在火光中他们看到一片薄薄的影子——那真的是个影子,真的象纸一样薄,只有一双眼睛大得出奇,眨也不眨地看着所有的人。
这个时候,夜雪忽然发出了很轻的一声尖叫,她看到了什么?
两边的人僵持了一会儿。鬼谷箫想,七婆婆肯定是想用最简短的方式掌控所有的人,所以她集中精神,等着要发生的事情发生。但令她意外的是,他们居然没有强行动手,只是过了一会儿,耳边忽忽作响的风就弱了下去。

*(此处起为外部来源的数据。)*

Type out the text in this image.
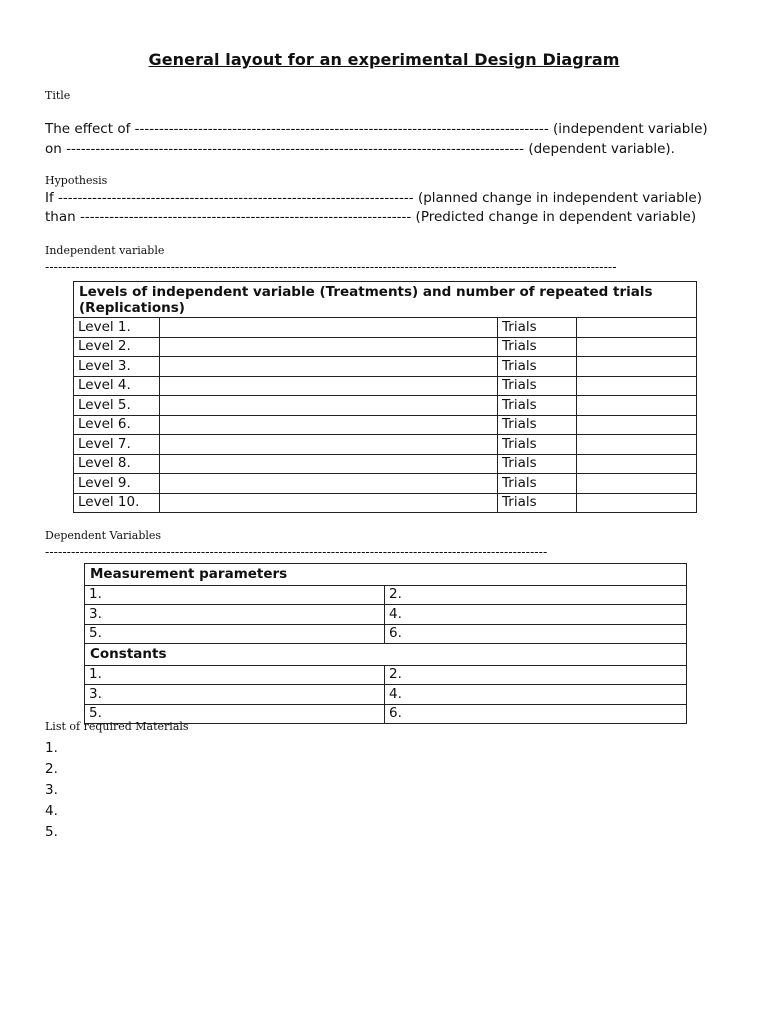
General layout for an experimental Design Diagram
Title
The effect of ------------------------------------------------------------------------------------- (independent variable)
on ---------------------------------------------------------------------------------------------- (dependent variable).
Hypothesis
If ------------------------------------------------------------------------- (planned change in independent variable)
than -------------------------------------------------------------------- (Predicted change in dependent variable)
Independent variable
------------------------------------------------------------------------------------------------------------------------------------
Levels of independent variable (Treatments) and number of repeated trials (Replications)			
Level 1.		Trials	
Level 2.		Trials	
Level 3.		Trials	
Level 4.		Trials	
Level 5.		Trials	
Level 6.		Trials	
Level 7.		Trials	
Level 8.		Trials	
Level 9.		Trials	
Level 10.		Trials	
Dependent Variables
--------------------------------------------------------------------------------------------------------------------
Measurement parameters	
1.	2.
3.	4.
5.	6.
Constants	
1.	2.
3.	4.
5.	6.
List of required Materials
1.
2.
3.
4.
5.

七婆婆笑眯眯地,直对着墨苏说,“八姨,快来吧,仪式要开始了……”
这时候墨苏站在鬼谷箫一行人的最后面,她和七婆婆的目光越过中间这些人,对视起来。夜雪面色苍白,她转头看向鬼谷箫,鬼谷箫却只是笑了笑。
就在着笑还没有收回去的时候,三个女孩感觉到了一阵彻骨的冰寒——三条蛇一样的藤蔓从龟裂的大地深处飞快地蹿起,把她们绑了个结结实实!
七婆婆走了过来,逐一打量她们,“神明把你驱逐了,所以你不再是天使,”她冷冷地看着夜雪,“不归湖的老蛇也死了,所以你和冥河也已经两清。如果没有搀和到这件事里来,你现在还可以自谋生路,只可惜啊……头狼煽动了你的保护人,而他居然愚蠢到把你一同带到这里来……”
夜雪并不理会她,她好像看到了什么极其不可思议的东西,心神又不在了。
第二个被七婆婆“点化”的,是水草。“头狼的礼物……果然鲜美动人。小姑娘,一会儿呢,你就乖乖呆在这里,等仪式结束了,自然会有好日子等你过。”
“我要回家……”水草拖起了哭腔。
“回家回家,你会有一个新家的。”七婆婆压下声音一字字道。水草顿时被她阴沉的样子吓得不敢哭了。